A cela s'ajoute l'hésitation vaccinale qui touche le monde entier. Le 24 novembre, l'agence Reuters rapportait que l'Afrique du Sud avait demandé à Johnson & Johnson et Pfizer de retarder leurs livraisons parce la défiance vaccinale ralentissait sa campagne. Le pays est le plus touché par le Covid-19 en Afrique, mais est aussi l'un des rares sur le continent à se rapprocher du taux de vaccination de 40% fixé par l'OMS pour la fin de l'année. Cette méfiance, en partie nourrie par la désinformation, est souvent liée à "une réponse inadéquate" aux préoccupations concernant la sécurité et les effets secondaires des vaccins, analyse le Dr Phionah Atuhebwe. "Dans certains pays, nous avons également constaté que les chefs religieux sont très suivis et ce qu'ils disent (à ce sujet) est très important pour leurs fidèles, contrairement à ce que la science a à dire." L'implication de ces leaders d'opinion "très importants" est une donnée à prendre en compte, note l'experte. "Mais avec la troisième vague que nous observons dans la plupart des pays et l'arrivée de la quatrième, ajoute-t-elle, l'hésitation tend à diminuer." Car, a-t-on constaté à l'OMS, l'hésitation vaccinale est souvent balayée par les vagues de l'épidémie.

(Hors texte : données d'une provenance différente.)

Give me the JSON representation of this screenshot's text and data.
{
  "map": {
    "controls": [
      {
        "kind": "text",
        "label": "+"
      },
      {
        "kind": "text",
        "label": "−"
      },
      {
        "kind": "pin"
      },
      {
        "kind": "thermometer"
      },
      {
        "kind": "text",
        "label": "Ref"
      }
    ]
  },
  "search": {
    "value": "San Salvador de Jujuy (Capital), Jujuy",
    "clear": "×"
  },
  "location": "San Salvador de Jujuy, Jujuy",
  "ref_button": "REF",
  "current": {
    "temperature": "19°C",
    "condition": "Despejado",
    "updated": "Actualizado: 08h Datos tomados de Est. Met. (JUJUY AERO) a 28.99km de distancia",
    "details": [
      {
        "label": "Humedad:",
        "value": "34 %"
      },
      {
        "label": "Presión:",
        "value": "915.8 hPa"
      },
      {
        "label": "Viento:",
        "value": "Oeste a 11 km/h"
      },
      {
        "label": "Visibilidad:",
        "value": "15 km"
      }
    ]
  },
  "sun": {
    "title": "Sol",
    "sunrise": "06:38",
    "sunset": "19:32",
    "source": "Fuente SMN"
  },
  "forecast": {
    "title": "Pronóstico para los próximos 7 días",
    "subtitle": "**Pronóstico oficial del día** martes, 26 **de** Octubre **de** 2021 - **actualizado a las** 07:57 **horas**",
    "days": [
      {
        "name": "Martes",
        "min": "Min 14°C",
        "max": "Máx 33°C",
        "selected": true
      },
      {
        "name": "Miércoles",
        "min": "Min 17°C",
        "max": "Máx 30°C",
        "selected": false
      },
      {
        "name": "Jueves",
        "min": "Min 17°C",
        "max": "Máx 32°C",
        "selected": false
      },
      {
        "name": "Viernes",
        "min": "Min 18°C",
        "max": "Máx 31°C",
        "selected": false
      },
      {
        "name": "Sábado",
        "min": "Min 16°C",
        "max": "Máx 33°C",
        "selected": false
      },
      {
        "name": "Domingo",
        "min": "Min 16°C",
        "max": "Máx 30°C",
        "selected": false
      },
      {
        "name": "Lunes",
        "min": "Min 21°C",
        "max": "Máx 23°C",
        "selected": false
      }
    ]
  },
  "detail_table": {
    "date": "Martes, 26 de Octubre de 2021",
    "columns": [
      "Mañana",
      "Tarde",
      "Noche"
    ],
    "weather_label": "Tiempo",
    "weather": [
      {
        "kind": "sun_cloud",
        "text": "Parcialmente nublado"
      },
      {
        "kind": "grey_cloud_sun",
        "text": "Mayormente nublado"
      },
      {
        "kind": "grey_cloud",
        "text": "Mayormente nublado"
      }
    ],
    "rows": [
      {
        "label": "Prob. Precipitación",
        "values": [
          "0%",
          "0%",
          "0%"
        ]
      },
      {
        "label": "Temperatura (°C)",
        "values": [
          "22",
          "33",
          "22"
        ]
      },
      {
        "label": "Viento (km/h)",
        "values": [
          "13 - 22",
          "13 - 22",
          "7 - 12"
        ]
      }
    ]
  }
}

Au total, les difficultés logistiques, la défiance vaccinale ou encore le présumé gaspillage des doses apparaissent secondaires pour appréhender l'inégalité vaccinale. "Il est nécessaire de dissiper l'impression que (...) des millions de doses sont perdues, expirant en Afrique. Ce n'est pas le cas. Le principal défi dans les pays africains est l'approvisionnement en vaccins", a déclaré le Dr Moeti le 14 décembre lors de la conférence de presse du Bureau régional.
L'Afrique continue de résister au SARS-CoV-2
Si elle est à la traîne pour la vaccination, "l'Afrique a plutôt mieux résisté (aux) différentes vagues" que ne le prévoyaient les statistiques au début de la pandémie, déclarait début décembre le Dr Richard Mihigo. Les raisons sont multiples mais les études de séroprévalence ont révélé "qu'entre 40% et 60% des populations" étaient rentrées en contact avec le virus dans certains pays. "La grande majorité des infections, et on le savait depuis longtemps, restait asymptomatique", ajoute-t-il. Cependant,"il est important pour éviter les formes graves, surtout dans les populations vulnérables" − les personnes âgées, celles avec des comobirdités et immunodéprimées − "que la seule protection ne soit pas une protection passive mais plutôt active, avec la vaccination."
A l'approche des fêtes de fin d'année, propices aux rassemblements, et en attendant de réduire leur dépendance en vaccins vis-à-vis de l'extérieur, l'OMS encourage les Africains à observer les gestes barrière. L'équation "gagnante" contre le SARS-CoV-2 étant la suivante : vaccination (quand elle est disponible) + gestes barrière. Le continent affronte "officiellement" sa quatrième vague. Au 14 décembre, il comptait près de 9 millions de cas et avait enregistré plus de 225 000 décès depuis le début de la pandémie.